Pourquoi la VIEIRA est-elle le symbole du pèlerin?

Le personnel, la citrouille et le pétoncle. Ce sont les trois symboles du pèlerin par excellence.

Mais un seul a identifié le marcheur qui, après avoir atteint son but, est retourné à son lieu d’origine. Nous parlons de la coquille, un élément qui au cours des siècles est devenu un symbole de générosité, une vertu qui à partir du moment où il est venu à la fin de la route, le pèlerin doit accompagner le reste de ses jours.

Au fil du temps, la coquille Saint-Jacques est devenu un symbole de la route de pèlerinage, ce qui est devenu populaire du boom des pèlerinages dans les XIe et XIIe siècles et peut être vu dans un grand nombre des œuvres intégrer l’échantillon Camino. L’origine, exposée au Musée Centro Gaiás jusqu’au 13 septembre prochain. De tout cela, peut-être le plus important est un buste de Santiago de l’église de Saint Pierre D’Auch (France), en céramique émaillée et datée au XIXe siècle, qui peut être vu au premier étage du musée en partie de l’échantillon dédié au Camino.

Mais qu’est-ce qui a fait de la coquille de ce mollusque un symbole du Chemin? Il y a des théories, des mythes et des légendes très différents sur leurs origines. Le plus accepté est que la coquille était utilisée comme un vaisseau naturel parfait. Les pèlerins qui sont venus à Santiago les ont pris pour boire dans les sources et les rivières sur le chemin du retour.

Il existe d’autres théories plus symboliques qui voient dans la coquille Saint-Jacques une stylisation de la patte d’oie, symbole de nombreuses traditions ancestrales de reconnaissance de l’initiation. Et d’autres encore soulignent les coquilles Saint-Jacques en tant que symbole de Vénus, ce qui représente la renaissance d’une personne, sa résurrection et, donc surmonter la mort et de l’ego (l’égoïsme et l’égocentrisme) à céder la place à vrai soi (simplicité et humilité).
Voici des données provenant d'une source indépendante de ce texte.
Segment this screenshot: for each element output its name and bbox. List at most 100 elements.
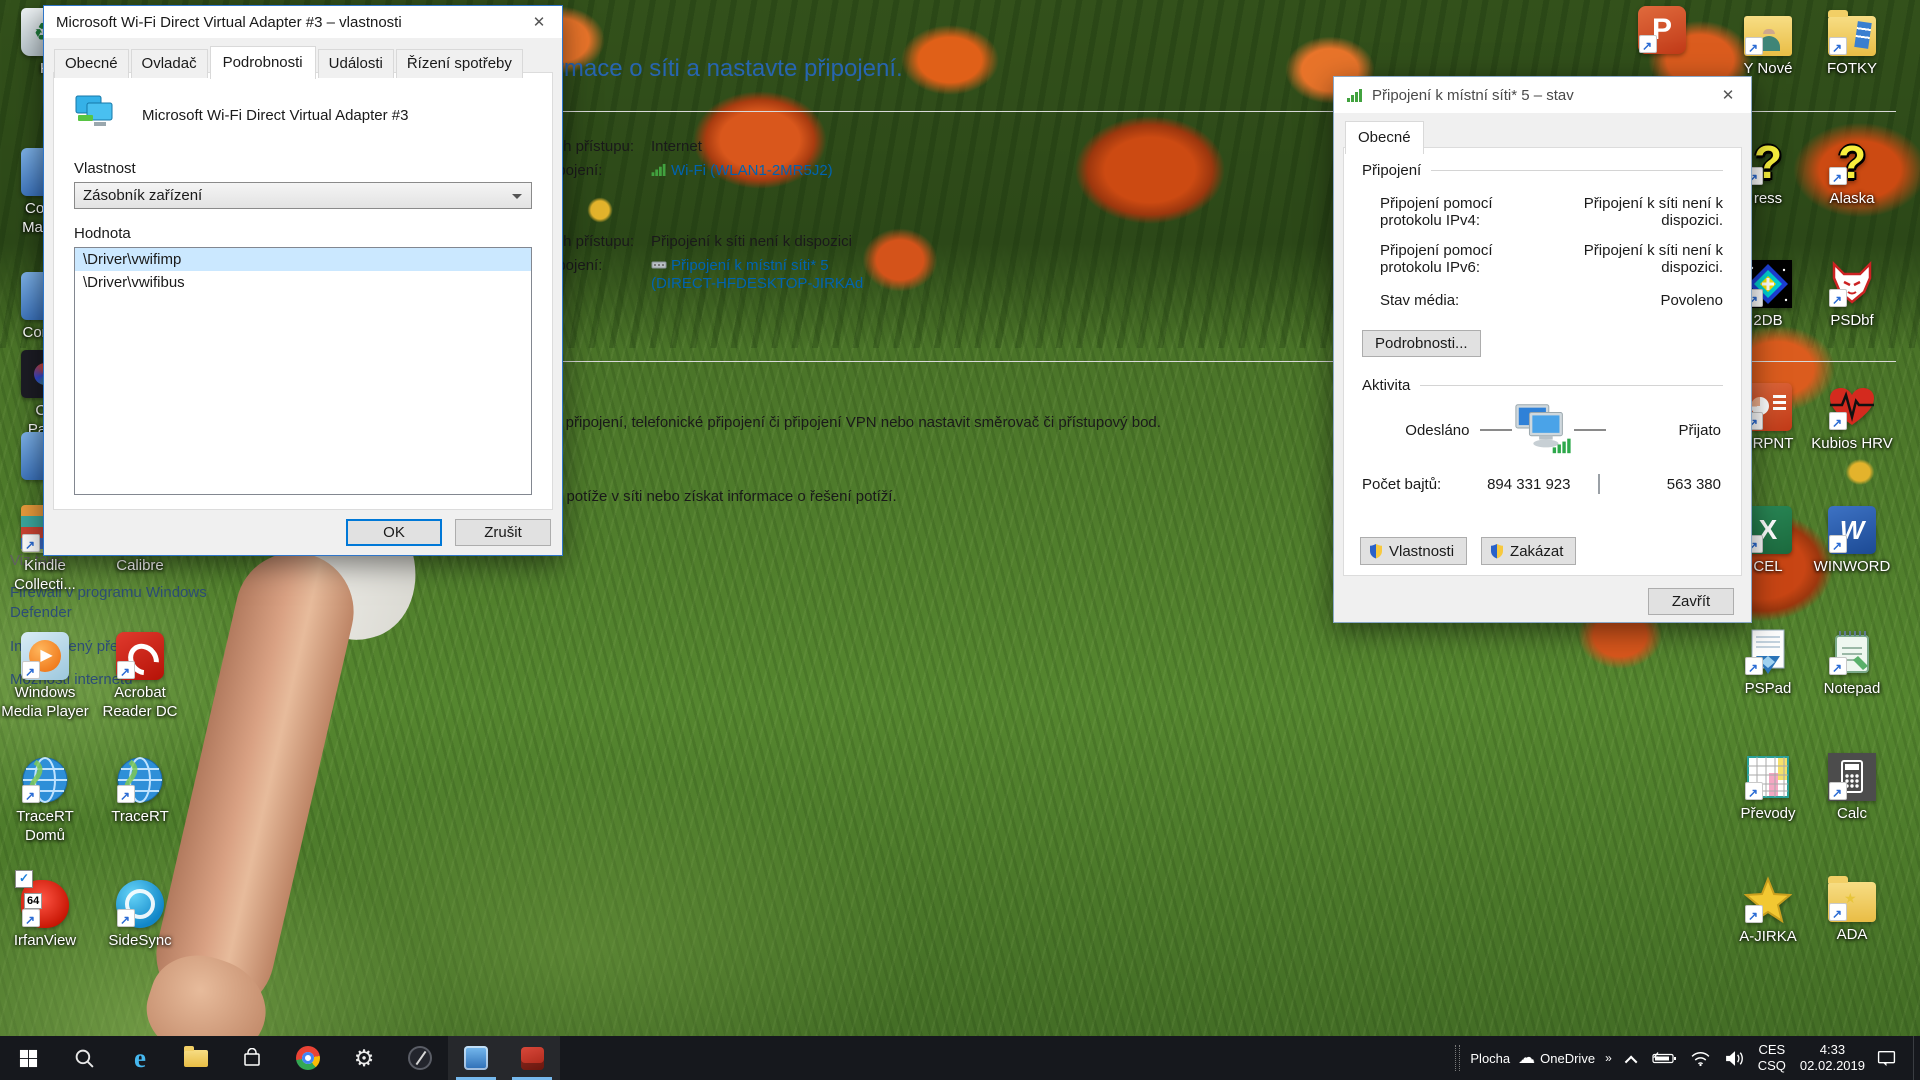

Bien sûr, il y a aussi des légendes liées aux miracles de l’Apôtre. Avec plusieurs variantes, la plus répandue est qu’un monsieur, en marchant sur la plage, a vu approcher un bateau sur le point d’être naufragé. Désireux de prêter main-forte à ceux qui seraient inévitablement près du naufrage, le chevalier partit au milieu des eaux quand, tout à coup, une vague géante le traîna au fond de la mer. Se voyant perdu, il invoqua Dieu et, à ce moment, il sentit une force surnaturelle qui l’envoya à la surface le traîner jusqu’à la rive. Quand il se vit en sécurité et sur le sol, il vérifia que le bateau transportait les restes de l’Apôtre et que lui et son cheval étaient complètement recouverts de coquilles Saint-Jacques. Le salut du chevalier était considéré comme un miracle de l’apôtre Santiago, et à partir de ce moment, le pétoncle et l’apôtre furent unis pour toujours et la coquille devint le symbole le plus important des pèlerins.

En dépit de toutes les suppositions, la seule chose certaine est que son origine en tant que symbole de pèlerin n’est pas claire du tout et qu’il n’y a pas de théorie acceptée à cent pour cent. De quoi oui il n’y a aucun doute est que la vente de ces objets était une affaire très lucrative dans la ville de Santiago. À la porte d’Azabachería, où les artisans se sont installés, des obus de plomb, des os, de l’ivoire et de beaux métaux ont été vendus. L’affaire était si prospère qu’elle fut rapidement réglementée par l’Église – qui gardait 33% des bénéfices – et même sa vente en dehors de Compostelle fut interdite, sous peine d’excommunication.